Creative destruction produces winners and losers. If those left behind are not supported, reform loses its social licence. That political economy imperative is not peripheral – it is central. Regulators and policymakers must be credible, transparent and predictable. They must be seen to be acting not to privilege a few, but to expand opportunities widely.
India’s diversity – of regions, institutions and industrial strengths – argues for a differentiated approach. Pilot reforms in receptive states, demonstrate success, and use conditional federal transfers to scale what works. Do not expect one policy to work uniformly across the subcontinent; expect, instead, an iterative process of learning and institutional adaptation.
From scale to capability
The practical promise of this Nobel is blunt: scale is an advantage only when coupled with institutions that generate and diffuse useful knowledge, and with markets that reward but do not entrench innovation. Mokyr, Aghion and Howitt give India both the diagnosis and the direction. The country has the market size, the talent and the entrepreneurial energy. The missing piece is institutional – the art of building legal, regulatory and social frameworks that make creative destruction an engine of inclusive growth with social cohesion, rather than episodic upheaval.

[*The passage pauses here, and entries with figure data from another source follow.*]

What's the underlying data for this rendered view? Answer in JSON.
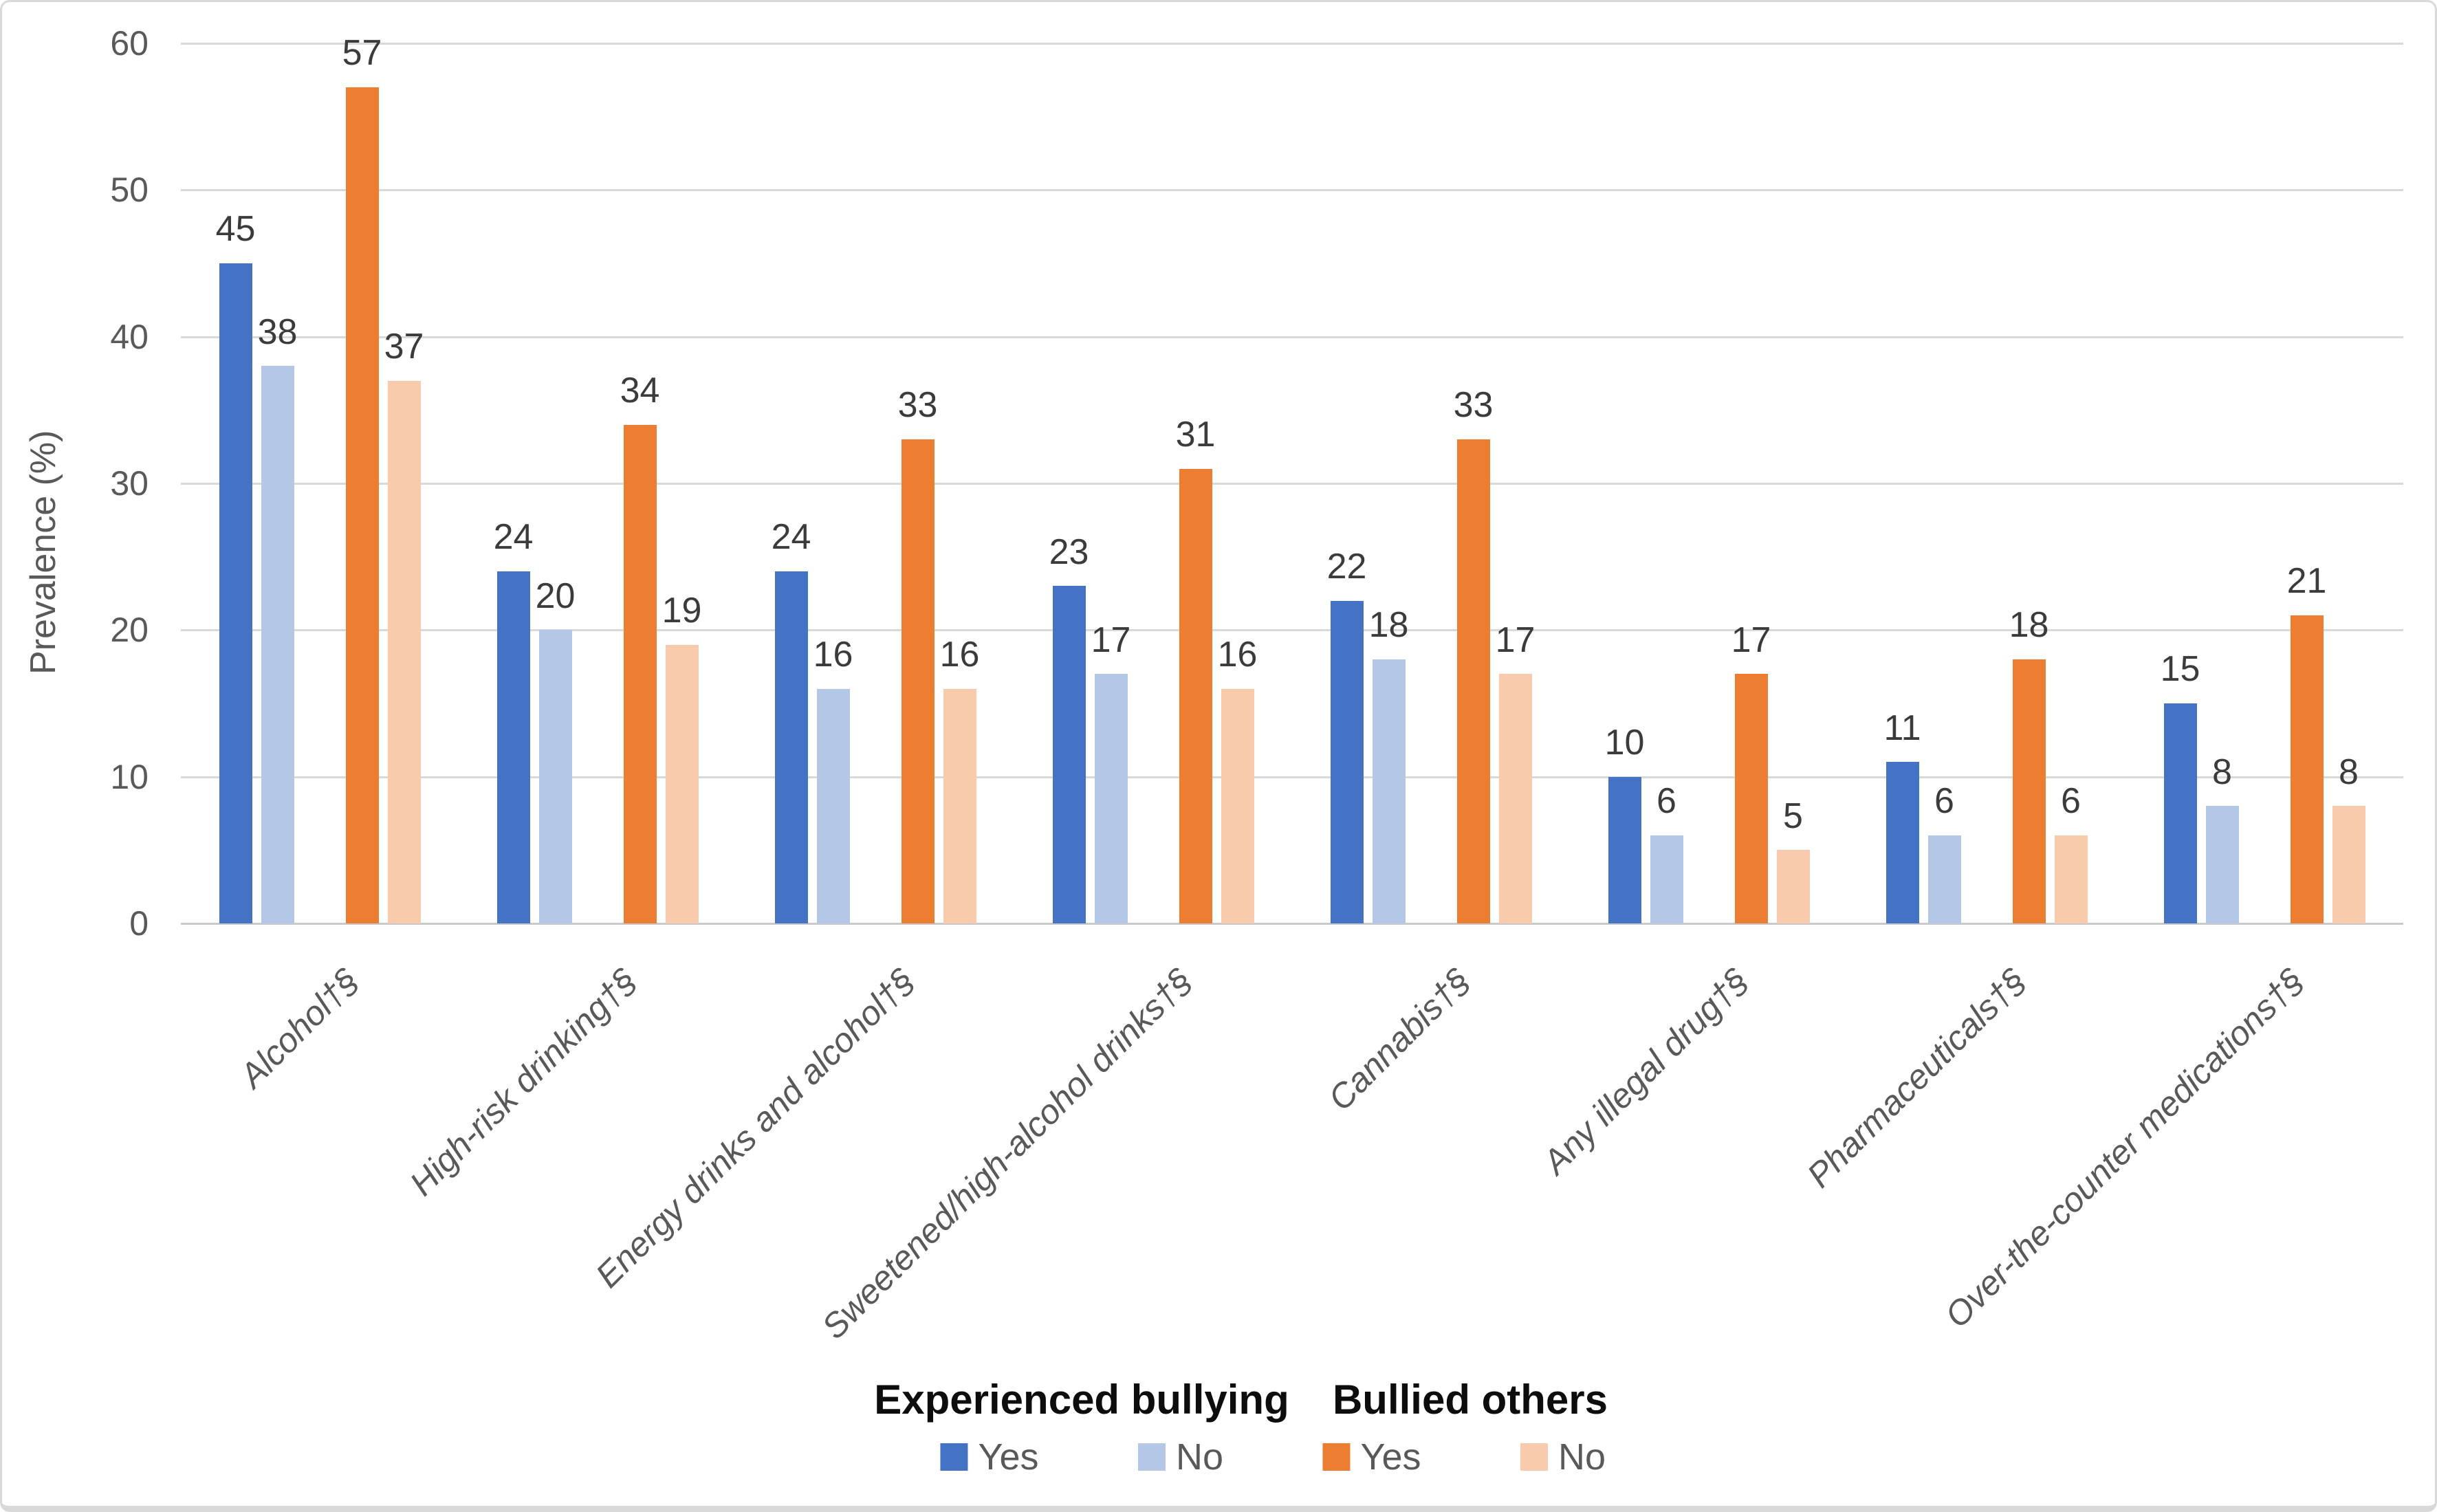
{
  "figure": {
    "background": "#FFFFFF",
    "border_color": "#D9D9D9",
    "gridline_color": "#D9D9D9",
    "axis_line_color": "#C9C9C9",
    "tick_label_color": "#595959",
    "data_label_color": "#3B3B3B",
    "category_label_color": "#595959",
    "legend_title_color": "#0D0D0D",
    "legend_item_color": "#595959"
  },
  "chart_data": {
    "type": "bar",
    "title": "",
    "xlabel": "",
    "ylabel": "Prevalence (%)",
    "ylim": [
      0,
      60
    ],
    "yticks": [
      0,
      10,
      20,
      30,
      40,
      50,
      60
    ],
    "grid": true,
    "legend_position": "bottom",
    "categories": [
      "Alcohol†§",
      "High-risk drinking†§",
      "Energy drinks and alcohol†§",
      "Sweetened/high-alcohol drinks†§",
      "Cannabis†§",
      "Any illegal drug†§",
      "Pharmaceuticals†§",
      "Over-the-counter medications†§"
    ],
    "series": [
      {
        "name": "Experienced bullying – Yes",
        "legend_group": "Experienced bullying",
        "legend_label": "Yes",
        "color": "#4472C4",
        "values": [
          45,
          24,
          24,
          23,
          22,
          10,
          11,
          15
        ]
      },
      {
        "name": "Experienced bullying – No",
        "legend_group": "Experienced bullying",
        "legend_label": "No",
        "color": "#B4C7E7",
        "values": [
          38,
          20,
          16,
          17,
          18,
          6,
          6,
          8
        ]
      },
      {
        "name": "Bullied others – Yes",
        "legend_group": "Bullied others",
        "legend_label": "Yes",
        "color": "#ED7D31",
        "values": [
          57,
          34,
          33,
          31,
          33,
          17,
          18,
          21
        ]
      },
      {
        "name": "Bullied others – No",
        "legend_group": "Bullied others",
        "legend_label": "No",
        "color": "#F8CBAD",
        "values": [
          37,
          19,
          16,
          16,
          17,
          5,
          6,
          8
        ]
      }
    ],
    "legend": {
      "groups": [
        {
          "title": "Experienced bullying",
          "items": [
            {
              "label": "Yes",
              "color": "#4472C4"
            },
            {
              "label": "No",
              "color": "#B4C7E7"
            }
          ]
        },
        {
          "title": "Bullied others",
          "items": [
            {
              "label": "Yes",
              "color": "#ED7D31"
            },
            {
              "label": "No",
              "color": "#F8CBAD"
            }
          ]
        }
      ]
    }
  }
}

If India gets the sequencing and institutions right – upgrading knowledge ecosystems, calibrating competition and intellectual protection policy, and cushioning those displaced by technological change – its demographic and market scale can finally translate into sustained, broadly shared prosperity. That is the challenge of our decade, and the practical promise implicit in this year’s Nobel.
Freddy Thomas is an assistant professor at the School of Law, Christ University, Bangalore, where he teaches economic analysis of law.